YBX1/ysRNA promote PARP1 residency at DSBs by affecting its auto-modification. (A) Western blot for pan-ADP-ribosylation signal in untreated or IR-treated wild-type (WT) or YBX1 knockout (YBX1-/-) HEK293T cells harvested at indicated time points following IR treatment (10 Gy). Bands corresponding to PARP1 auto-modification have been marked with an arrow. (B) Western blot for pan-ADP-ribosylation signal in untreated or IR-treated wild-type (WT) or PARP1 knockout (PARP1-/-) HEK293T cells harvested at indicated time points following IR treatment (10 Gy). Bands corresponding to PARP1 auto-modification have been marked with an arrow. (C) Western blot for pan-ADP-ribosylation signal in HEK293T cells treated with Y3 or control (Luc) ASO, harvested at indicated time points following IR treatment (10 Gy). Bands corresponding to PARP1 auto-modification have been marked with an arrow. (D) PLA of PARP1 and γH2AX in wild type (WT) or YBX1 knockout (YBX1-/-) HEK293T cells, with and without IR treatment (10 Gy, +IR, and -IR, respectively), fixed at indicated time points, including single antibody control assays. Left panel shows representative images, right panel shows quantification carried out in CellProfiler. Statistical significance was determined using Kruskal–Wallis test with Dunn’s multiple comparison, ****P ≤ 0.0001. (E) Laser induced DNA damage of wild type (WT) and YBX1-/- HEK 293T cells transiently transfected with YFP-PARP1 plasmid.
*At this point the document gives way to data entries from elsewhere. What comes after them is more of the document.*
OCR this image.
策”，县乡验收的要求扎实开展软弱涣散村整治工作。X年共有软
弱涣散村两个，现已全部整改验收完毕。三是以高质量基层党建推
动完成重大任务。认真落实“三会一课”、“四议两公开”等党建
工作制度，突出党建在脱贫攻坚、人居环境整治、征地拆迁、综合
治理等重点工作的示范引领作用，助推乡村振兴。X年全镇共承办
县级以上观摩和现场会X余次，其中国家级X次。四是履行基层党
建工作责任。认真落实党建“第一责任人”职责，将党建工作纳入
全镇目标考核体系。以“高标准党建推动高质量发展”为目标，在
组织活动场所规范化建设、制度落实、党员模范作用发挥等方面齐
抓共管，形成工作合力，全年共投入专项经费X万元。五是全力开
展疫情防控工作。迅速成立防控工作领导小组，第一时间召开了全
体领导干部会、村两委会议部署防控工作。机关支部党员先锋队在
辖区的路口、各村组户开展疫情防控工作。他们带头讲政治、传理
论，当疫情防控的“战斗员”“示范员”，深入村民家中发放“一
Representative spinning disc confocal microscopy images before and after the laser induced damage at indicated time points. (F) Quantification of relative YFP signal from panel E (N ≥ 10) along the time considered (0–264 s). Mean ± SEM. Statistical significance was determined by two-way ANOVA with multiple comparison test (P ≤ 0.0001). (G) PLA of PARP1 and γH2AX upon IR treatment (10 Gy, 10 min) of Y3 or control (Luc) ASO-treated HEK293T cells (48 h). Left panel shows representative images, and right panel shows quantification carried out in ImageJ. Mean ± SEM. Statistical significance was determined using Student’s t-test, **P ≤ 0.01.

Figure 7.

Proposed model of YBX1-ysRNA mediated radioprotective bystander phenotype. YsRNA fragments are loaded into exosomes by YBX1 and can be taken up by recipient cells, where they modulate PARP1 residency on chromatin by serving as its substrate and preventing PARP1 auto-modification. Generated in Biorender.